Ilya Makarov; Maria Bakhanova; Sergey Nikolenko; Olga Gerasimova

doi:10.7717/peerj-cs.865

Self-supervised recurrent depth estimation with attention mechanisms

PeerJ Comput Sci. 2022 Jan 31:8:e865. doi: 10.7717/peerj-cs.865. eCollection 2022.

Authors

Ilya Makarov^#^{1

2

3}, Maria Bakhanova^#¹, Sergey Nikolenko^{4

5}, Olga Gerasimova¹

Affiliations

¹ HSE University, Moscow, Russia.
² Artificial Intelligence Research Institute (AIRI), Moscow, Russia.
³ Big Data Research Center, National University of Science and Technology MISIS, Moscow, Russia.
⁴ Steklov Institute of Mathematics at St. Petersburg, St. Petersburg, Russia.
⁵ St. Petersburg State University, St. Petersburg, Russia.

^# Contributed equally.

Abstract

Depth estimation has been an essential task for many computer vision applications, especially in autonomous driving, where safety is paramount. Depth can be estimated not only with traditional supervised learning but also via a self-supervised approach that relies on camera motion and does not require ground truth depth maps. Recently, major improvements have been introduced to make self-supervised depth prediction more precise. However, most existing approaches still focus on single-frame depth estimation, even in the self-supervised setting. Since most methods can operate with frame sequences, we believe that the quality of current models can be significantly improved with the help of information about previous frames. In this work, we study different ways of integrating recurrent blocks and attention mechanisms into a common self-supervised depth estimation pipeline. We propose a set of modifications that utilize temporal information from previous frames and provide new neural network architectures for monocular depth estimation in a self-supervised manner. Our experiments on the KITTI dataset show that proposed modifications can be an effective tool for exploiting temporal information in a depth prediction pipeline.

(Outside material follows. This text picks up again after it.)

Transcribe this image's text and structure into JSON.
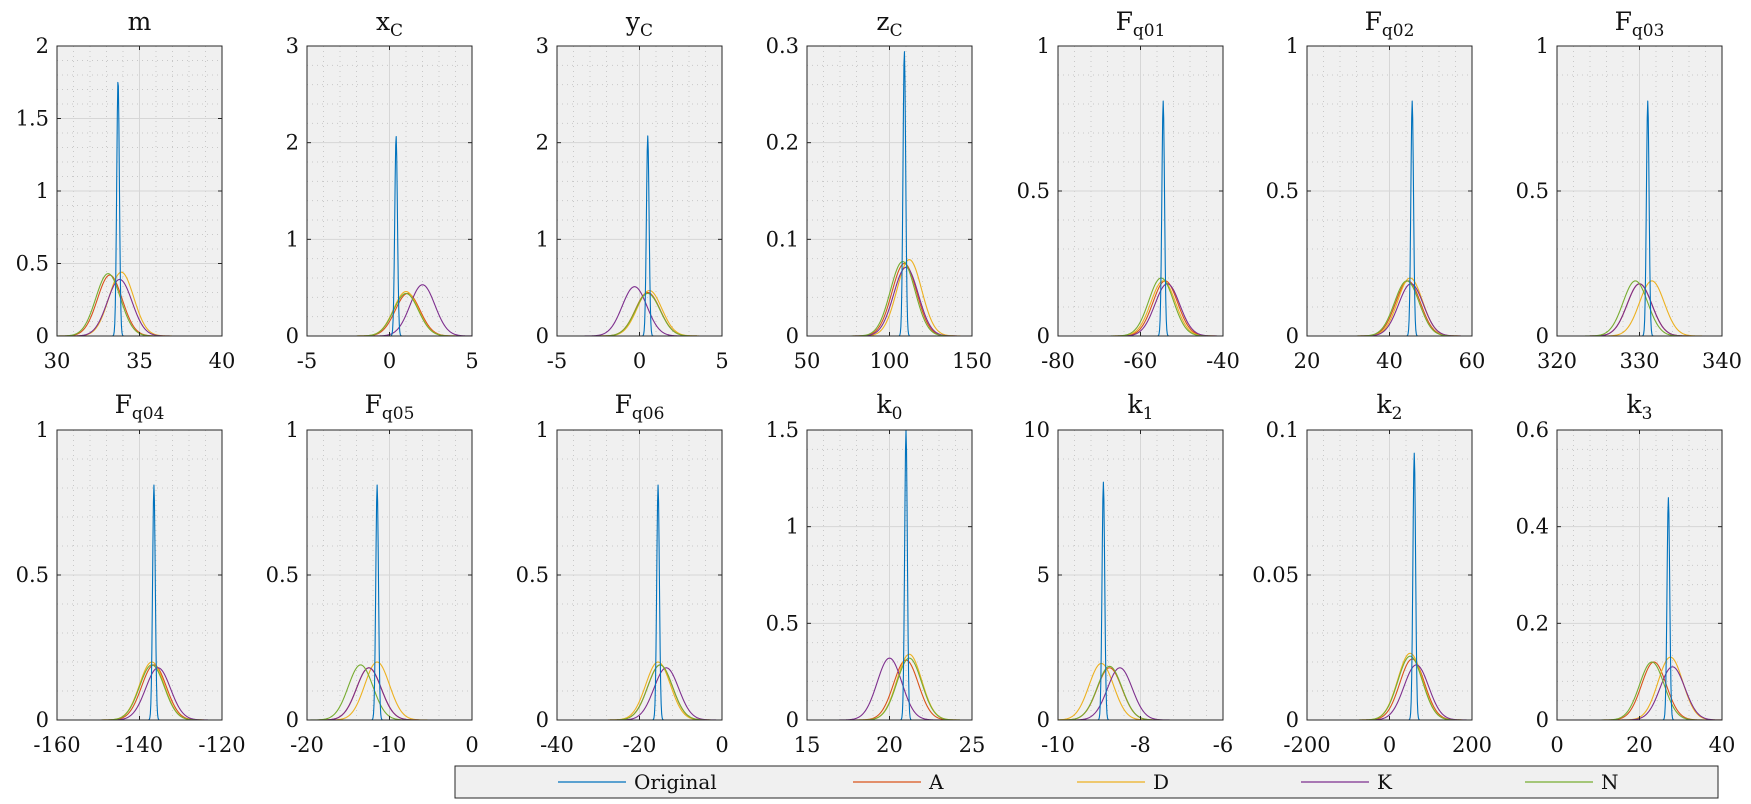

Keywords: Attention Mechanism; Augmented Reality; Autonomous Vehicles; Computer Vision; Deep Convolutional Neural Networks; Depth Reconstruction; Recurrent Neural Networks; Self-Supervised Learning.

Grants and funding

The article was prepared within the framework of the HSE University Basic Research Program. The work of I. Makarov in the Related Work section was prepared in the framework of the federal academic leadership program Priority 2030 of NUST MISIS. The funders had no role in study design, data collection and analysis, decision to publish, or preparation of the manuscript.